LA COUR DE CASSATION TURQUE RENDRA SON VERDICT LE 26 OCTOBRE DANS L'AFFAIRE DES DÉPUTÉS KURDES EMPRISONNÉS


Après avoir entendu les avocats des députés kurdes emprisonnés la Cour de Cassation turque a annoncé ce jeudi 21 septembre qu'elle rendrait son verdict le 26 octobre. L'audience a été suivie par de nombreux journalistes et des observateurs. Une mission française composée de Mme. Ségolène Royal et de Me. Charière-Bournazel a assisté à l'audience avant de se rendre à la Prison centrale d'Ankara pour y rencontrer Mme. Leyla Zana et ses collègues détenus.
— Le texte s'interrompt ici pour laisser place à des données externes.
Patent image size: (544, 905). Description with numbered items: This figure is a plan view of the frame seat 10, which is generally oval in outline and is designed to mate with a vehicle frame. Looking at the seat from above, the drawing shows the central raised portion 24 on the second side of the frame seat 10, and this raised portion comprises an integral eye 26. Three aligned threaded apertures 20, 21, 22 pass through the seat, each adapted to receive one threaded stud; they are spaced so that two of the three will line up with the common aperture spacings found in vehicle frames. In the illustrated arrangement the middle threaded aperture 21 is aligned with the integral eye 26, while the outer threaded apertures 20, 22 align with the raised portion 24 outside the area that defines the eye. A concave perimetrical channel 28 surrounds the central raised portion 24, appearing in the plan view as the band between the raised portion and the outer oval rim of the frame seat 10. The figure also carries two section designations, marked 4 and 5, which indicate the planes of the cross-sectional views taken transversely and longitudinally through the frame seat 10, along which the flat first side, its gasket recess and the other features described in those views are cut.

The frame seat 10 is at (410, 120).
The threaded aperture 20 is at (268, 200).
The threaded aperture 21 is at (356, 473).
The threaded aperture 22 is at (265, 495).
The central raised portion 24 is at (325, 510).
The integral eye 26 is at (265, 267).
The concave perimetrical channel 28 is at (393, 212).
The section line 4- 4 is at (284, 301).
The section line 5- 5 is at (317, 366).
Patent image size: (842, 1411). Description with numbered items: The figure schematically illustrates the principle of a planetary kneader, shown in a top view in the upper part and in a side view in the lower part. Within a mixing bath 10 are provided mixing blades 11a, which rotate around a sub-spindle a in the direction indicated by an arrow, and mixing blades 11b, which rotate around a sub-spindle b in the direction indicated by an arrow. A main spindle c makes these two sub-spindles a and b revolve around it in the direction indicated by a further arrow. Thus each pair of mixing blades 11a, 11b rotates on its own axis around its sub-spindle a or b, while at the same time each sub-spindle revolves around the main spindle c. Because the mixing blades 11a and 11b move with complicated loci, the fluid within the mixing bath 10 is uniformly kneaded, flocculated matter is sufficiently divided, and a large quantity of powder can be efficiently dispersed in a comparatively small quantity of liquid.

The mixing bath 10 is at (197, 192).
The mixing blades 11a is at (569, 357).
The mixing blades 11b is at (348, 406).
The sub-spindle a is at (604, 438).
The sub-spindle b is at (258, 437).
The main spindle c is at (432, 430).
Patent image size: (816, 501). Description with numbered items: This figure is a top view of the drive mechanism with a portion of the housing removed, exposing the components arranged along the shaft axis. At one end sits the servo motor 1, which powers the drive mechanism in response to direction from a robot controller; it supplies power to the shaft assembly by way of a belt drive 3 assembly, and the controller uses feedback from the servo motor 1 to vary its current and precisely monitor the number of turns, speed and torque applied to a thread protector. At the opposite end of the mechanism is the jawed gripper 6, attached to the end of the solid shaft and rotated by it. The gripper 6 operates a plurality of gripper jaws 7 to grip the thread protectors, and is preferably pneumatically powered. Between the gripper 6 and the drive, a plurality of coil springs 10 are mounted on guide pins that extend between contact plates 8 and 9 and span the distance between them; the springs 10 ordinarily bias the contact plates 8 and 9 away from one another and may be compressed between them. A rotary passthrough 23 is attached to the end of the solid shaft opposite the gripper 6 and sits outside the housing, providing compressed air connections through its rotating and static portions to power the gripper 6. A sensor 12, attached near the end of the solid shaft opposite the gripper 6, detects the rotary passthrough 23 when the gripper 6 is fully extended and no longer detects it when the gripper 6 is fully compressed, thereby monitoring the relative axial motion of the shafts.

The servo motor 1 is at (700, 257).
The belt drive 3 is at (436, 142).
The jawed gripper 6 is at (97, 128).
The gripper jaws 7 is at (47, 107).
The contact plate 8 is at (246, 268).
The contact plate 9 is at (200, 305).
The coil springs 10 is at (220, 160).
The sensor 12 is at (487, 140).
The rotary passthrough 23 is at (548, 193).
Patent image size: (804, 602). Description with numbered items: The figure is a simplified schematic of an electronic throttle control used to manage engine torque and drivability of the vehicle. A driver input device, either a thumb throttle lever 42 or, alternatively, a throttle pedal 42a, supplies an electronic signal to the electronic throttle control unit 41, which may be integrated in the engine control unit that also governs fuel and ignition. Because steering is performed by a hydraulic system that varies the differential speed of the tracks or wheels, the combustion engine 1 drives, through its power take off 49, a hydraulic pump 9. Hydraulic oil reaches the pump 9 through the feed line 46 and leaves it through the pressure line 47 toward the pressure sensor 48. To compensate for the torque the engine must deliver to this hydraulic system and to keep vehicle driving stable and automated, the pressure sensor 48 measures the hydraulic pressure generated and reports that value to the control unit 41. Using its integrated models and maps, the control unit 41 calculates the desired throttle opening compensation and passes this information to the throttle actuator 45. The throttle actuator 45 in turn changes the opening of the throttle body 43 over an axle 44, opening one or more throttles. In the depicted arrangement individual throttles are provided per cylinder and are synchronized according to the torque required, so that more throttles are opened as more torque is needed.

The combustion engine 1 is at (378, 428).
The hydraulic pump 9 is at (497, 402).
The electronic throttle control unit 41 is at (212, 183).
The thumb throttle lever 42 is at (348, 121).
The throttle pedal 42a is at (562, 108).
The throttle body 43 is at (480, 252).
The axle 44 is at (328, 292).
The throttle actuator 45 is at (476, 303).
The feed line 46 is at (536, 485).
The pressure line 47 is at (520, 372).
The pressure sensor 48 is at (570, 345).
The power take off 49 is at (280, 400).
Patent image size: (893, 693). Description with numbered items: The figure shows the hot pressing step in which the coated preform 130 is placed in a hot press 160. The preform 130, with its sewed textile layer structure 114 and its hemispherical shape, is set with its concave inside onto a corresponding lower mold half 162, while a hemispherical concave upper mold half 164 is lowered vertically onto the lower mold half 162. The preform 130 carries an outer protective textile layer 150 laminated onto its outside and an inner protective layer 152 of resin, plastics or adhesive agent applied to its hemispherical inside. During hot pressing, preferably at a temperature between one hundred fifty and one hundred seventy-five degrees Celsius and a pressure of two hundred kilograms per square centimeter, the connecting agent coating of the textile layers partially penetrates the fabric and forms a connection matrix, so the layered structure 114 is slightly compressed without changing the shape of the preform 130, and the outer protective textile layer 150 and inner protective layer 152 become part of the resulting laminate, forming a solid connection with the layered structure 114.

COMPARUTION DE MME. FATOS GÜNEY DEVANT LA COUR DE SÛRETÉ DE L'ÉTAT D'ISTANBUL


La veuve du célèbre cinéaste Yilmaz Güney, auteur notamment de YOL, Palme d'or au festival de Cannes de 1982, décédé à Paris en 1984, a comparu le jeudi 21 septembre devant la Cour de Sûreté de l'État d'Istanbul pour avoir publié un recueil de textes et interviews de Güney. Dans certaines de ces interviews incriminées Güney se présente comme d'origine kurde et, tout en estimant que les Kurdes ont le droit de déterminer eux-mêmes leur sort, se prononce pour la cohabitation des Kurdes et des Turcs, des Grecs et des Arméniens dans une Turquie démocratique. Pour les procureurs turcs, en introduisant de telles différences entre "le peuple turc" Güney se livre à "l'incitation à la haine raciale" et fait du "séparatisme". Le cinéaste kurde avait passé 12 ans de sa brève existence dans les prisons turques en raison de ses opinions. Sa femme, qui a publié à Istanbul ce recueil de textes intitulé "Yilmaz Güney, l'homme, le militant et l'artiste" dans le cadre de l'édition des uvres complètes de Güney, risque de 2 à 5 ans de prison pour "propagande séparatiste". La prochaine audience de ce procès d'opinion aura lieu le 7 novembre 1995.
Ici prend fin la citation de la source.